Se non entriamo in questa visione dell'apostolo Paolo abbiamo un volto dell'esperienza cristiana estremamente negativa. Allora intuiamo perché Gesù ha detto "occorre morire per guadagnare". Chi ama in modo inesauribile vive una meravigliosa esperienza di vita, ma ciò avviene attraverso il secondo passaggio, la sepoltura, il nascondimento nel mistero di Dio. L’uomo non ama per apparire, l’uomo ama per seminare. Qui troviamo la bellezza del nascondimento: la bellezza del non apparire, la bellezza del cuore che nel nascondimento della persona rumina continuamente la fedeltà divina. Chi ama secondo le scritture vive la sepoltura gustando la fedeltà di Dio.

Usando l'immagine ascoltata nell'esperienza di Eliseo è la sterile che dà alla luce la vita: entrare in quel nascondimento dove Dio opera meraviglie più grandi di quello che possiamo aspettarci. Allora la bellezza è risorgere con Cristo perché, dove c'è amore nel nascondimento del quotidiano c'è una fecondità inesauribile che Gesù ha ritradotto nell'immagine del dare un bicchiere di acqua fresca a uno, perché è un discepolo.

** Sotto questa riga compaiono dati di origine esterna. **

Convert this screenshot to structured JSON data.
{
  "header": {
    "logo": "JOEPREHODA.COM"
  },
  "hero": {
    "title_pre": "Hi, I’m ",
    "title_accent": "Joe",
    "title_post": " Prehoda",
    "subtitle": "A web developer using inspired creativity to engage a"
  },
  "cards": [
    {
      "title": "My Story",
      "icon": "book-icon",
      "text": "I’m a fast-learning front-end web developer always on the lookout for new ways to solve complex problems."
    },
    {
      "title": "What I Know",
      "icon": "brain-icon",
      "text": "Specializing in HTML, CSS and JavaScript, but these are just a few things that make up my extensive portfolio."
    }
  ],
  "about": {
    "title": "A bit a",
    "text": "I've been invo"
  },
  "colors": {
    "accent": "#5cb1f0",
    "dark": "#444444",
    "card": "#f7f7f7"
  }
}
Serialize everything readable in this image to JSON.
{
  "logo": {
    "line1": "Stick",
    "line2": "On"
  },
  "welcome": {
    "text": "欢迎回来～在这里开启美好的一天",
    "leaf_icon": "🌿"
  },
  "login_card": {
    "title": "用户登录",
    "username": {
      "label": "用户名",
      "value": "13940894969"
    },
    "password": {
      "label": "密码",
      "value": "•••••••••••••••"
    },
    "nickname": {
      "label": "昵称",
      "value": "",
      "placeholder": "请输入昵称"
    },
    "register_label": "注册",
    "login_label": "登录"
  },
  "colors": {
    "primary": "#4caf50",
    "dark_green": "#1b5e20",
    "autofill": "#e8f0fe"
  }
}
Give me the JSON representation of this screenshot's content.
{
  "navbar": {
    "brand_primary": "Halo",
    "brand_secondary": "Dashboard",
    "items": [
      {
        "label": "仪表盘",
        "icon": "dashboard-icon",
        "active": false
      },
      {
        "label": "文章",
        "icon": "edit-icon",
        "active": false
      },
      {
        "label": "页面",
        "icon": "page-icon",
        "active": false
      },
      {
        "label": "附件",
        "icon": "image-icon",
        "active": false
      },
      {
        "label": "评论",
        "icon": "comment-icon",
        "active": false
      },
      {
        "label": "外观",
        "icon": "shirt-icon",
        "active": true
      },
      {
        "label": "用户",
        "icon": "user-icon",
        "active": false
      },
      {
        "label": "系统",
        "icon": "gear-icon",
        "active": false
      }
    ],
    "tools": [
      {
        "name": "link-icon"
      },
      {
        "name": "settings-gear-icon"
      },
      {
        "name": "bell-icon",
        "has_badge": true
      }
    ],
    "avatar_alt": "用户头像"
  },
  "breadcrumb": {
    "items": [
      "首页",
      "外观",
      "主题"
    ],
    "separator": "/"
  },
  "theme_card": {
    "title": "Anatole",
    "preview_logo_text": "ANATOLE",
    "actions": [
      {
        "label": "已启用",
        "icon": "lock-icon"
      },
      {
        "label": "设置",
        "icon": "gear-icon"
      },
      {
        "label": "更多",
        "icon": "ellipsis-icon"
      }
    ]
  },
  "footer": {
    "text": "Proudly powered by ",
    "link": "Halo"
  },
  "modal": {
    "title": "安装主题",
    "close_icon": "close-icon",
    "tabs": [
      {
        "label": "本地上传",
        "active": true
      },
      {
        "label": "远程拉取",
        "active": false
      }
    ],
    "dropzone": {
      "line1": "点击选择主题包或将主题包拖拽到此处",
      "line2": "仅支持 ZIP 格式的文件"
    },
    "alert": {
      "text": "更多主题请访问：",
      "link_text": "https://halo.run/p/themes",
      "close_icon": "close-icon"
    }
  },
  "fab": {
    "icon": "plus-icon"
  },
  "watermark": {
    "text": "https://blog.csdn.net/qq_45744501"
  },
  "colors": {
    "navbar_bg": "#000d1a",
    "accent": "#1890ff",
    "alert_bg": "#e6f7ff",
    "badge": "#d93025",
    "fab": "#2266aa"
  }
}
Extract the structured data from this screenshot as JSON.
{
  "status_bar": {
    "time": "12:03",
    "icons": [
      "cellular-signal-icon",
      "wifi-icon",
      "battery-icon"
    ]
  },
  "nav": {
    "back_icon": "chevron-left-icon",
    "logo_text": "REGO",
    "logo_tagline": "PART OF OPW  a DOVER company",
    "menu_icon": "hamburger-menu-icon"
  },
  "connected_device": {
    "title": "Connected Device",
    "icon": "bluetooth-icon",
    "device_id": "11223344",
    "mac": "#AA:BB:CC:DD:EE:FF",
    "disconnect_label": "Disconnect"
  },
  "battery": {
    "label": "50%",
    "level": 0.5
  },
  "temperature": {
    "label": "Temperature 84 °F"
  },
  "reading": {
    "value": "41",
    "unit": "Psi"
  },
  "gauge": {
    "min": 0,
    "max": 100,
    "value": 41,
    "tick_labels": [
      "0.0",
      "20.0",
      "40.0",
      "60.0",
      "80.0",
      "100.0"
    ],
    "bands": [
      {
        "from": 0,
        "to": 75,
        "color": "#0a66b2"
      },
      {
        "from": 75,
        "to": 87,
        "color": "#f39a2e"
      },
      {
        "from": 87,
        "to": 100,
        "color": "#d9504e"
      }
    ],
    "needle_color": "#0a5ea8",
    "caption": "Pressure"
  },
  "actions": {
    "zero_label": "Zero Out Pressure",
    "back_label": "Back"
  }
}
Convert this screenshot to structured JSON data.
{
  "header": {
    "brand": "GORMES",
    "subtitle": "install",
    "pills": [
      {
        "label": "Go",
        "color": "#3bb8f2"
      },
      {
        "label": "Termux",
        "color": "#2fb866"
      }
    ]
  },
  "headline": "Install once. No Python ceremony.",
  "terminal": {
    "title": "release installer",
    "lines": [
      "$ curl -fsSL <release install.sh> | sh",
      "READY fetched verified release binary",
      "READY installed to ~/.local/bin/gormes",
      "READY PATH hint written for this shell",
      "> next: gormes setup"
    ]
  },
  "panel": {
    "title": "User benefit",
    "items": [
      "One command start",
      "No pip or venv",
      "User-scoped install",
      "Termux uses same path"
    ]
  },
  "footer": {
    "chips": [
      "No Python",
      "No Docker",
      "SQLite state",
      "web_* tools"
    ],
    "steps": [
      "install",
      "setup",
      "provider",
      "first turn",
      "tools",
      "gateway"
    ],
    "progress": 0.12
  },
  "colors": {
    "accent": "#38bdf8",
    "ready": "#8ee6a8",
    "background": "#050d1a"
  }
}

La parola “discepolo" è da leggere sullo sfondo del Vangelo di Matteo: l'umanità intera, regalare la freschezza della vita.

Chi veramente rientra in quest'esperienza di Gesù percepisce veramente cosa vuol dire risorgere.

La bellezza della resurrezione è regalare sempre e solo speranza. Ecco perché Gesù ha usato l'immagine del bicchiere d'acqua: l'acqua appartiene ai tempi messianici, l'acqua appartiene alla vita, l'acqua appartiene alla sete di un mondo nuovo e di un mondo migliore. In questo intuiamo che porre l’ atto di fede in Gesù, entrare in relazione viva  e vivace con lui è imparare ad amare come lui, non secondo la cultura delle apparenze, ma regalando speranza tutti. L'uomo che è veramente immerso in questa gratuità divina regala solo bontà. Come dicevamo all'inizio, chi entra nella contemplazione del crocifisso, bellezza di Dio, regala solo la bontà di Dio. Questa sia la forza che vogliamo accogliere da questa eucaristia. La bellezza della fede diventa sacramento perché la bellezza del sacramento non è un rito, ma il fascino di Gesù nel quale ritroviamo la bellezza e il gusto della vita. Questa mattina siamo qui perché senza la relazione col Cristo morto-sepolto-risorto non riusciamo a vivere. Questa fede, questo fascino, questa attrazione a Gesù divenga veramente il criterio portante della nostra esistenza per essere solo luce di speranza per tutti fratelli.